Monday, 9 June 2008

Demise of men in black greatly exaggerated

By DAVID KIRK - Fairfax Media | Monday, 09 June 2008

Poor Mark Twain. He has suffered the ignominy of being so widely quoted his witticisms have become cliches. I won't spare him either.

Reports of the All Blacks' demise have been greatly exaggerated. The schadenfruede the British teams showed - the lot of them - when the All Blacks were dumped out of the 2007 Rugby World Cup in the quater-finals was well-cellared bile from Chateau Loser.

England made the World Cup final - good luck to them - but they were and are ordinary and the ensuing Six Nations soon demonstrated that.

Something very odd happened to Ireland at the World Cup, which is still to be explained, but they are a pretty reasonable international team.

They showed that on Saturday night in their 21-11 loss to the All Blacks. Wales have their moments and they certainly did themselves justice in the Six Nations this year, but it is hard to avoid the reality that they are, along with Scotland, irredeemably second division.

The unbridled joy, the cant, the bilious, blow-hard self-righteous bollocks that came from officials, players, commentators, Uncle Tom Cobbley and all in the British Isles when the All Blacks were dumped out in Cardiff last year was hard to take.

All Blacks current and past were accused of being arrogant, born-to-rule pretenders who got their just desserts. As if being number one in the world for four years didn't count for anything.

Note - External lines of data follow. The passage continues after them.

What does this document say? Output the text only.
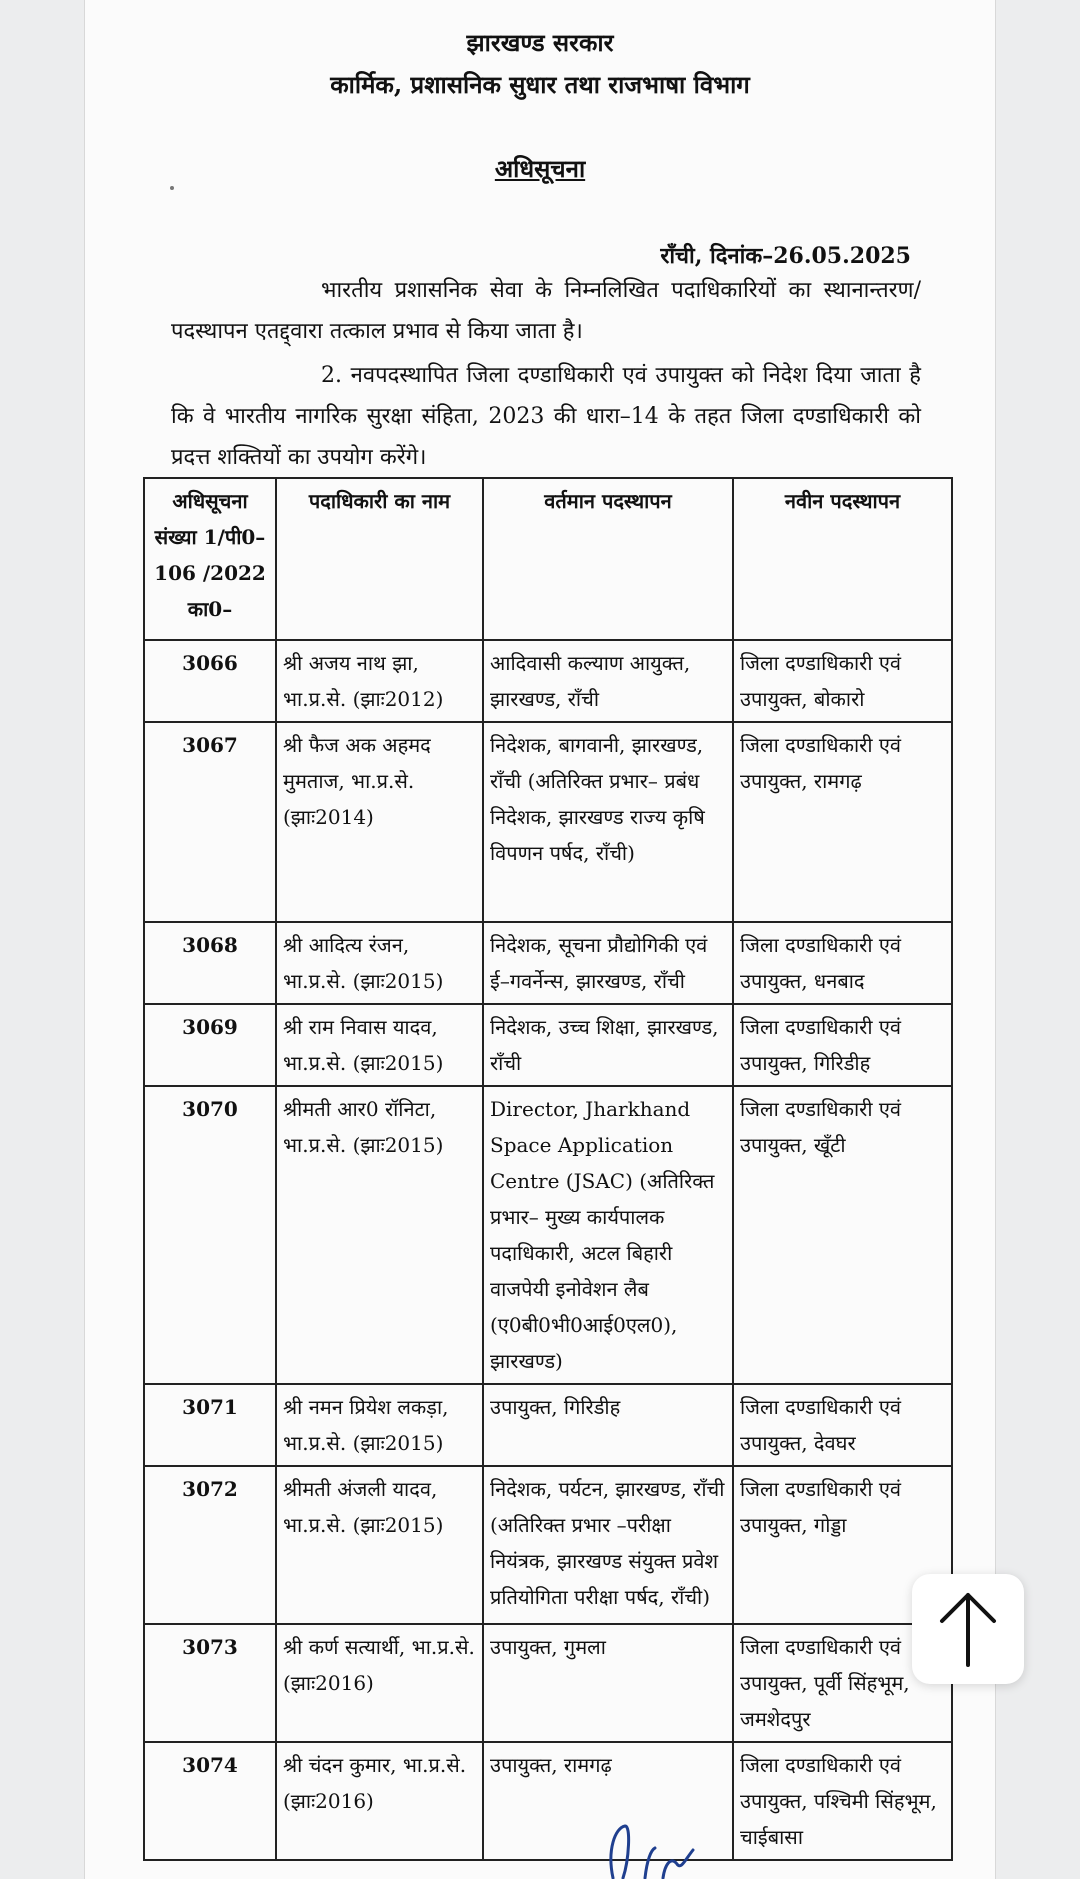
झारखण्ड सरकार
कार्मिक, प्रशासनिक सुधार तथा राजभाषा विभाग
अधिसूचना
राँची, दिनांक–26.05.2025

भारतीय प्रशासनिक सेवा के निम्नलिखित पदाधिकारियों का स्थानान्तरण/ पदस्थापन एतद्द्वारा तत्काल प्रभाव से किया जाता है।

2. नवपदस्थापित जिला दण्डाधिकारी एवं उपायुक्त को निदेश दिया जाता है कि वे भारतीय नागरिक सुरक्षा संहिता, 2023 की धारा–14 के तहत जिला दण्डाधिकारी को प्रदत्त शक्तियों का उपयोग करेंगे।

अधिसूचना संख्या 1/पी0–106 /2022 का0–	पदाधिकारी का नाम	वर्तमान पदस्थापन	नवीन पदस्थापन
3066	श्री अजय नाथ झा, भा.प्र.से. (झाः2012)	आदिवासी कल्याण आयुक्त, झारखण्ड, राँची	जिला दण्डाधिकारी एवं उपायुक्त, बोकारो
3067	श्री फैज अक अहमद मुमताज, भा.प्र.से. (झाः2014)	निदेशक, बागवानी, झारखण्ड, राँची (अतिरिक्त प्रभार– प्रबंध निदेशक, झारखण्ड राज्य कृषि विपणन पर्षद, राँची)	जिला दण्डाधिकारी एवं उपायुक्त, रामगढ़
3068	श्री आदित्य रंजन, भा.प्र.से. (झाः2015)	निदेशक, सूचना प्रौद्योगिकी एवं ई–गवर्नेन्स, झारखण्ड, राँची	जिला दण्डाधिकारी एवं उपायुक्त, धनबाद
3069	श्री राम निवास यादव, भा.प्र.से. (झाः2015)	निदेशक, उच्च शिक्षा, झारखण्ड, राँची	जिला दण्डाधिकारी एवं उपायुक्त, गिरिडीह
3070	श्रीमती आर0 रॉनिटा, भा.प्र.से. (झाः2015)	Director, Jharkhand Space Application Centre (JSAC) (अतिरिक्त प्रभार– मुख्य कार्यपालक पदाधिकारी, अटल बिहारी वाजपेयी इनोवेशन लैब (ए0बी0भी0आई0एल0), झारखण्ड)	जिला दण्डाधिकारी एवं उपायुक्त, खूँटी
3071	श्री नमन प्रियेश लकड़ा, भा.प्र.से. (झाः2015)	उपायुक्त, गिरिडीह	जिला दण्डाधिकारी एवं उपायुक्त, देवघर
3072	श्रीमती अंजली यादव, भा.प्र.से. (झाः2015)	निदेशक, पर्यटन, झारखण्ड, राँची (अतिरिक्त प्रभार –परीक्षा नियंत्रक, झारखण्ड संयुक्त प्रवेश प्रतियोगिता परीक्षा पर्षद, राँची)	जिला दण्डाधिकारी एवं उपायुक्त, गोड्डा
3073	श्री कर्ण सत्यार्थी, भा.प्र.से. (झाः2016)	उपायुक्त, गुमला	जिला दण्डाधिकारी एवं उपायुक्त, पूर्वी सिंहभूम, जमशेदपुर
3074	श्री चंदन कुमार, भा.प्र.से. (झाः2016)	उपायुक्त, रामगढ़	जिला दण्डाधिकारी एवं उपायुक्त, पश्चिमी सिंहभूम, चाईबासा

Well Earth to the UK.. come in... come in... are you receiving loud and clear? The message is the All Blacks were the best team in the world last year and they still are.

No excuses for losing in the quarter finals, they played badly on the day and didn't deserve to win. But the team didn't deserve the holier-than-thou, gleeful metaphorical effiigy burning they had to put up with either.

New Zealanders reacted unusually to the loss. It is of course now five World Cups since New Zealand won and the reserves of passion finally ran dry.

Rather than rant and rave, find fault and criticse, New Zealanders turned their backs and looked away.

Too much hope and desire had been committed for too long. Enough was enough. The rugby public in New Zealand felt let down once too often.

They lost the will to deeply care.

This for me was a far more damaging state of mind than the normal grieving process we have been through all too often before - denial, anger, depression, acceptance.

We went straight to resignation.

Late last year the National Provincial Championship final between Wellington and Auckland was played in front of empty stands. Summer couldn't come quick enough. Top players moved on to graze in financially greener paddocks, hardly a hand was wrung.

The one thing that did ignite a brief flair of the old anger and bitter competitiveness was the reappointment of Graham Henry as All Black coach. The mono-oculars from Canterbury, which is all of them, were of course outraged. To be far a fair few others were too. Anyway this was good old civil war, we hadn't lost the passion for that. But as for the All Blacks, "not sure I can be bothered next year" was the recurrent refrain.

Well now it is next year and the Super 14 has been won by a New Zealand team (for the 10th time in 14 years in case you've lost count) and a new All Black team has been selected.

Didn't they do well?

Ireland are a class team. Athletic, aggressive, organised and with a great goal kicker. The All Blacks assembled on Wednesday for a Saturday Test match, just like the good old days.

Time enough to say hello to the blokes you've never played with before and work out the lineout calls, then it's off to the ground to play the best the Northern Hemisphere can come up with. And win.

The All Black front row was just about 100% brand-spanking new - a handful of caps between them - and, along with two other inexperienced test players, Brad Thorn and Jerome Kaino, they dominated a powerful Irish scrum and lineout and the physical confrontation at the tackle.

The All Blacks have also rebuilt the backline and on Saturday's performance they have got most of it right first up.

Ellis was tough and intelligent, he will need to get out of the habit of a running a couple of paces before passing and no doubt his kicking game will develop but his ability to clear the ball, use his loose forwards and make his tackles was first class.

Ma'a Nonu was perfect at inside centre for the conditions, whether a drier ball and faster ground will challenge his decision making remains to be seen.

Conrad Smith and Tuitavaki made virtually error-free transitions to the big time.

So it is on to England next week and it is highly likely they will do worse than Ireland.

For a nation that did exceptionally well away from home in the 19th Century, it has been pretty much downhill ever since.

Not since Martin Johnson led a full strength English team to Australia and New Zealand prior to the 2003 World Cup, has England had any success in this part of the world.

And, judging by performances in the Six Nations and Heinekin Cup, that is not about to change any time soon.

*David Kirk was captain of the All Blacks when they won the inaugural Rugby World Cup in 1987 and is the CEO of Fairfax Media.